Over the following 7 days, participants will undergo CGM while keeping stable their own dietary and lifestyle habits and will be asked to record the following information by using a dedicated app:
* a 7-day food diary reporting all foods and drinks consumed, including dressing, portions by household measures (cup, spoons, etc.) or weight, and providing as much details as possible (i.e., cooking methods, brands names). Seven-day food records will be discussed with a skilled dietitian to check potential mistakes and missing information. Energy intake and dietary composition (nutrients and non-nutrients), and food groups consumption will be calculated using the Food Composition Database for epidemiological Studies in Italy of the European Institute of Oncology;
* any stressful event or drug assumption.
In parallel, during the 7-day observational period, data on physical activity levels and sleep habits will be collected by using an accelerometer (Actigraph medical device).

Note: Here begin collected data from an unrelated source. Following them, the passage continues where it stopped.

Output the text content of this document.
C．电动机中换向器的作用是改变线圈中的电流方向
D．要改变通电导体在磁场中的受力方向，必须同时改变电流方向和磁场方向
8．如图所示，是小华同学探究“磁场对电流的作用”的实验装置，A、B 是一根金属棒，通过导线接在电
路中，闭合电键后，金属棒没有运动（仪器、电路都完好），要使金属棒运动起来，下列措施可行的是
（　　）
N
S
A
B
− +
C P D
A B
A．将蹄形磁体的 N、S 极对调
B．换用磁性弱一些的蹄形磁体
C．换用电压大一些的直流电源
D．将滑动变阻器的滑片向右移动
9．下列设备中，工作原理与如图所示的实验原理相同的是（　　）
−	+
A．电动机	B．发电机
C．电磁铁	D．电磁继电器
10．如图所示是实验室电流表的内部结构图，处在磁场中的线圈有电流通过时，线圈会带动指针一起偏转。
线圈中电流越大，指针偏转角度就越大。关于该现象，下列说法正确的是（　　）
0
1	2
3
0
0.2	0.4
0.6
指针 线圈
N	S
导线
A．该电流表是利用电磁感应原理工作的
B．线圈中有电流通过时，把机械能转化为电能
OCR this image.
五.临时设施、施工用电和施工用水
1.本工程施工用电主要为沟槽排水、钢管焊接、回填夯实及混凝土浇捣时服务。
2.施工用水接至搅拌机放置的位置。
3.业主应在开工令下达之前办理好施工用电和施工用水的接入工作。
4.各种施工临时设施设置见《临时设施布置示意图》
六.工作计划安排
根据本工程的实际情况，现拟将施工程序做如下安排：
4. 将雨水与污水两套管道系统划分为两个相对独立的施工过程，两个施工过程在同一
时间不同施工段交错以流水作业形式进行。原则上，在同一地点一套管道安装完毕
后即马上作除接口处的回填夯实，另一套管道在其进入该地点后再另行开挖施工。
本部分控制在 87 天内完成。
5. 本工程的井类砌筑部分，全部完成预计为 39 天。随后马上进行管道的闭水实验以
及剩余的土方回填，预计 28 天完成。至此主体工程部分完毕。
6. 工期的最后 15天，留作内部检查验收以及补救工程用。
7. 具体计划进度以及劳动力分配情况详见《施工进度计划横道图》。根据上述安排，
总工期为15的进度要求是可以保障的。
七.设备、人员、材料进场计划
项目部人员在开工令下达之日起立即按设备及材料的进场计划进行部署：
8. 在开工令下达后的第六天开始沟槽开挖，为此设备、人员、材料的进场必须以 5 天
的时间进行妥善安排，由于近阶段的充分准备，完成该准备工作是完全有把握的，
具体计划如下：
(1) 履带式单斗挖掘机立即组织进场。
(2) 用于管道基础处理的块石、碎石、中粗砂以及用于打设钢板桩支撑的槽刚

At the 8th day, a subgroup of 60 participants (20 with prevalent impairment of insulin sensitivity, 20 with prevalent impairment of insulin secretion, and 20 with prevalent visceral obesity - as determined by anthropometrics, fasting C-peptide, and plasma triglycerides) will return to the hospital and consume the same standardized meal consumed at home. Before and over 4 hours after the meal, venous blood samples will be collected at fixed time points for biochemical evaluations.
CGM data from 30 min before meal to 6 h after meal will be analyzed. Postprandial blood glucose changes will be calculated with the trapezoidal method as the incremental area under the curve above the baseline value (iAUC). Predictors of early blood glucose response (iAUC0-3h), late blood glucose response (iAUC3-6h), total blood glucose response (iAUC0-6h), and, as indicator of time-course of the blood glucose changes, the difference between late and early response (iAUC3-6h minus 0-3h) will be evaluated using mixed-effect linear regression considering the patient's identification number (ID) as a random effect. To evaluate the significance of the random-effect factor, ANOVA will be used to test for the difference between the model with and without the random effect.